Едва проснувшись, маркиза уже чем-то встревожена. Она сбрасывает одеяло, звонит Жюли.
— Вы звонили, мадам?
— Не началась ли оттепель?
О! Великодушная маркиза! Каким взволнованным голосом она задает этот вопрос! Прежде всего она вспомнила об ужасном холоде, о пронзительном северном ветре, — хотя она-то его и не чувствует, но как он должен свирепствовать в лачугах бедняков! И она спрашивает, не смилостивилось ли над ними небо. Ей хочется без угрызений совести наслаждаться теплом, не думая о тех, кто мерзнет и дрожит от холода.
— На улице тает, Жюли?
Горничная подает ей пеньюар, согрев его перед пылающим камином.
— Нет, мадам, не тает; наоборот, мороз все усиливается… Только что нашли в омнибусе замерзшего человека…
Маркиза радуется, как ребенок, — она кричит, хлопая в ладоши:
— О, тем лучше! После завтрака я поеду на каток!

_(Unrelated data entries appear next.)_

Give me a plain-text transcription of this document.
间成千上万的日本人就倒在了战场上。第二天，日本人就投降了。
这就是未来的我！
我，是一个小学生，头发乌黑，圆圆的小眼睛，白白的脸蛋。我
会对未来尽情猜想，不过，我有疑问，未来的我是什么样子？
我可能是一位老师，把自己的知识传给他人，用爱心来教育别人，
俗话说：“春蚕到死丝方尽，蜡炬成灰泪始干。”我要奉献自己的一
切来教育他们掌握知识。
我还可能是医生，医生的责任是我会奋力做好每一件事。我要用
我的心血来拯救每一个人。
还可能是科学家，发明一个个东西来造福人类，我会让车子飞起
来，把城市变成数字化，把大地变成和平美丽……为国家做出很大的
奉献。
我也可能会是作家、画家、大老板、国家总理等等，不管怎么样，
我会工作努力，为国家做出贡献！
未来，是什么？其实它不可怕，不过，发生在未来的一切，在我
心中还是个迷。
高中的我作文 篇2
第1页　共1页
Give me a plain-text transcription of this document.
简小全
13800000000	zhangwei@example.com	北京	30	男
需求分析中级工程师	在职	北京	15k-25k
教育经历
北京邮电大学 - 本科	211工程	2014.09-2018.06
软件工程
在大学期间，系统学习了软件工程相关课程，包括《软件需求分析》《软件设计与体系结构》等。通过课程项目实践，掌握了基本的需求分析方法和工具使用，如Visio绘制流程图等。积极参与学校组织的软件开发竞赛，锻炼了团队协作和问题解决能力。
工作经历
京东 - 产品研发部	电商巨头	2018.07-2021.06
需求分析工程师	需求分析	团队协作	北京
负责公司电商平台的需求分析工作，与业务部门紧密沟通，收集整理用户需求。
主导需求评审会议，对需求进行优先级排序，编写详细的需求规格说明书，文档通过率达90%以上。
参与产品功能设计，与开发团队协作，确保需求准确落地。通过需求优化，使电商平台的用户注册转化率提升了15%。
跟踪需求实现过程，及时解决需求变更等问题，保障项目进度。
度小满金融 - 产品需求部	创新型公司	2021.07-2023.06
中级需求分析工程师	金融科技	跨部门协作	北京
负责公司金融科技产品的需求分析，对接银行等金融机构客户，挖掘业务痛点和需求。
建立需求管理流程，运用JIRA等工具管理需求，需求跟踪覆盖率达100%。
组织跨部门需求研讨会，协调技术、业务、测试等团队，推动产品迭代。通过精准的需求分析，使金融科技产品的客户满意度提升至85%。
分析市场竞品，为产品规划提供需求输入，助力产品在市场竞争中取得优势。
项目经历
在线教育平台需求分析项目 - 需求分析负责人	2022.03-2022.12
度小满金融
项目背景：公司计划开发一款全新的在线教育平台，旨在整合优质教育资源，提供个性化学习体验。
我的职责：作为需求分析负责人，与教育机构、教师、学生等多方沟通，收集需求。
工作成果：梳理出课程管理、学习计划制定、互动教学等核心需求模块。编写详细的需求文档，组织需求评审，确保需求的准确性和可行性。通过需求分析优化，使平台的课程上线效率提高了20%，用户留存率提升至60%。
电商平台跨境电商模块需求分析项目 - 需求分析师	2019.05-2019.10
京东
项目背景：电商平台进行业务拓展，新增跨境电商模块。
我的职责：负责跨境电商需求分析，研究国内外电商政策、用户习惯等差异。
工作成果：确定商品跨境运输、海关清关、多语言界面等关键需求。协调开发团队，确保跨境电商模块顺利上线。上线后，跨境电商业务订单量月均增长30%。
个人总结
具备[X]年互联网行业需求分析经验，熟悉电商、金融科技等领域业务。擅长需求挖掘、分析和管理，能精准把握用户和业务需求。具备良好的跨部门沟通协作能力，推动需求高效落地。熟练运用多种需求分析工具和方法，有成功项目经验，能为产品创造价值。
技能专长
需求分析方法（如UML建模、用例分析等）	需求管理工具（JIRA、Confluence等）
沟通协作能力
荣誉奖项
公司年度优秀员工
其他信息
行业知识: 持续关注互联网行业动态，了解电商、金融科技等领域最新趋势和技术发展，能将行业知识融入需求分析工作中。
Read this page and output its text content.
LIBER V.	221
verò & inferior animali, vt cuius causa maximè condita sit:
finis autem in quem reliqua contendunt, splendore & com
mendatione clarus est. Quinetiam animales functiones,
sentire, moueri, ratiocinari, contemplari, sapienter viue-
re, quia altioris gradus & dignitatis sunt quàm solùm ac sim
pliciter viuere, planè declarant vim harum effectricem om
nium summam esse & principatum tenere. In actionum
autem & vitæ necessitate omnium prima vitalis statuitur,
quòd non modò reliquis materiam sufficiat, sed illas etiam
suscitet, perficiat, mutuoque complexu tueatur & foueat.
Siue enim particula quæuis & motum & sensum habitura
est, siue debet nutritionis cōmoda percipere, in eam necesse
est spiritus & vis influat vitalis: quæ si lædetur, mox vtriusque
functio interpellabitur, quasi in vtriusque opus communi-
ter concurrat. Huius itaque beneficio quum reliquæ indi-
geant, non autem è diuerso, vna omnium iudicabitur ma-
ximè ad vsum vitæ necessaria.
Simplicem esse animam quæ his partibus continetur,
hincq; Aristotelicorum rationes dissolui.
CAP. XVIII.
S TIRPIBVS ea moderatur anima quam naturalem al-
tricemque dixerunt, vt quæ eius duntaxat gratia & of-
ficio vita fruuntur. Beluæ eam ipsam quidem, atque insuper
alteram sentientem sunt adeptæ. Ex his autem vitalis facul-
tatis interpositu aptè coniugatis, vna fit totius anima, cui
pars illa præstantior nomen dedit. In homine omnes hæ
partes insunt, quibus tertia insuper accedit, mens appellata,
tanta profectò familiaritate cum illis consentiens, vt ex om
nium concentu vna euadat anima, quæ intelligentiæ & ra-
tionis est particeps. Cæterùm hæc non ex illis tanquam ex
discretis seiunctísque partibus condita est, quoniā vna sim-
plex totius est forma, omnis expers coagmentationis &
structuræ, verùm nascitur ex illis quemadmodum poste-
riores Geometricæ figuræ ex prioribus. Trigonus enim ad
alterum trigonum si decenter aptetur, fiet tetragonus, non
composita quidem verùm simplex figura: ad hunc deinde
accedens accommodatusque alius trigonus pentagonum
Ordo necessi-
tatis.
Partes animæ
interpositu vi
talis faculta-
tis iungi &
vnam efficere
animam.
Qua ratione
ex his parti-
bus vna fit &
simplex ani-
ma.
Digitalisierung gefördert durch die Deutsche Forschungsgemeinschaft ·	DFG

Жюли осторожно раздвигает занавеси, чтобы резкий свет не потревожил нежных глаз прелестной маркизы. Веселый голубоватый отблеск снега проникает в спальню. Небо серо, но такого красивого оттенка, что оно напоминает маркизе ее шелковое жемчужно-серое платье, в котором она была вчера на балу у министра. Это платье отделано белыми кружевами, похожими на снежные узоры по краям крыш, которые так красивы сейчас на фоне серого неба.
Накануне маркиза была обворожительна — ей необычайно шел ее новый бриллиантовый убор. Спать она легла в пять часов утра. Вот поэтому-то она и ощущает небольшую тяжесть в голове. Все же она садится перед зеркалом, и Жюли поднимает вверх золотой поток ее волос. Пеньюар соскальзывает, плечи и спина обнажаются.
Уже целое поколение состарилось, любуясь плечами маркизы. С тех пор как установилась твердая власть и прелестные дамы могут танцевать в Тюильри декольтированными, маркиза показывает свои поразительные плечи в толчее официальных салонов с таким рвением, что они сделались живой эмблемой прелестей Второй империи.
Следуя моде, она вырезала свои платья то сзади, открывая спину чуть не до пояса, то спереди, почти обнажая грудь. И постепенно милая дама, ямочка за ямочкой, представила для обозрения все обольстительные сокровища, которыми наделила ее природа. Не осталось ни одного местечка на ее спине или груди, которое не было бы известно всему Парижу — от церкви Мадлены до Святого Фомы Аквинского. Плечи маркизы, беззастенчиво выставленные напоказ, сделались как бы сладострастным гербом современного ей правления.
Нет смысла описывать плечи маркизы. Они не менее известны, чем Новый мост. Вот уже восемнадцать лет они неизменно выставляются напоказ на всех публичных празднествах. Достаточно увидеть только краешек обнаженного плеча — безразлично где — в салоне, в театре или еще где-нибудь, — чтобы безошибочно определить: «Ба, да ведь это маркиза! Узнаю родинку на ее левом плече!»
К тому же эти плечи очень красивы — белые, полные, соблазнительные. Отполированные взглядами всего Парижа, подобно каменным плитам тротуара, обшарканным ногами толпы, они приобрели особый блеск.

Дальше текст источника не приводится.